The Bureau of Labor Statistics was created in 1884 by Chester Alan Arthur -- and now Jack Welch wants to see its birth certificate. President Arthur was a rock-ribbed Republican, a product of New York's Conkling political machine, but he was clearly a shifty liberal. You can tell by the eyes.
Welch thinks somebody's "cooking the numbers" on unemployment -- and if anyone should know about "cooking the numbers" it's Jack Welch. Manipulating information to influence an election? He should know about that too. There were well documented stories that he pressured staffers in NBC's newsroom -- who were also his employees -- to declare his friend George W. Bush the winner of on the night of the disputed 2000 election.
These crazy new charges making the right-wing rounds cry out for a new definition of the word "conservative": Someone who thinks the unemployment situation is even worse than anyone else does -- but wants to do less about it. And Welch's absurd, cackling, over-the-top comments may finally have stripped the veneer off the most carefully polished media image in corporate America.
It's more than a little ironic that Jack Welch, who agrees with Mitt Romney that "corporations are people," is pontificating about electoral matters.

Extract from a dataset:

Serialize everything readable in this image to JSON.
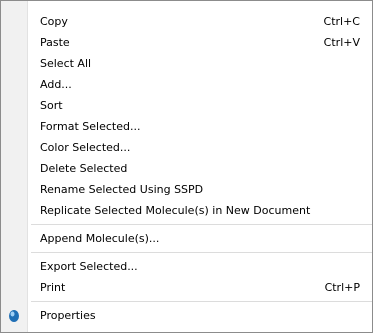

With its record of felony convictions, Welch's GE wouldn't even be allowed to vote.
With a management record like that, why did so many journalists give Welch a free pass?
It couldn't have hurt that he ran a television network.
Twitted
Welch's now-infamous tweet said "Unbelievable jobs numbers ... these Chicago guys will do anything. Can't debate so change numbers."
The target of Welch's accusation is a bureau staffed by career civil servants who, as Chris Matthews pointed out in today's epic confrontation with Welch, have always been impervious to Presidential pressure -- even from Richard Nixon.
To believe Welch's charges, you'd have to believe that dozens of them would risk their careers now, that they'd all been bought off successfully without a single one of them running to the press or the authorities. You'd also have to believe that the Obama campaign was smart enough to pull this off, but not smart enough to figure out that being battered over jobs month after month was worse than waiting until the end of the election cycle to make an attention-grabbing fix.
Besides, if you could fix the numbers, wouldn't you really fix them?
There's something else Jack Welch should know: There's another jobs report coming out right before the election. If anyone was going to rig the numbers, that's when they'd do it.
Damage Control
People who aren't wearing tinfoil hats know that jobs numbers are often revised like this. Welch kept raving on Matthews' show as if gargantuan job gains had materialized all at once. They're actually the result of a long-term adjustment, and are only a tiny percentage of the actual figures for that period. This month's jobs numbers were right in line with expectations.
Now Welch is clearly worried that he's damaged his well-cultivated reputation with this remark. He has. He seems concerned that he appears foolish, conspiratorial, reckless, and cynical. He does. So he tried to walk the charge back today, saying that he was only "raising questions" and wasn't "accusing anybody of anything."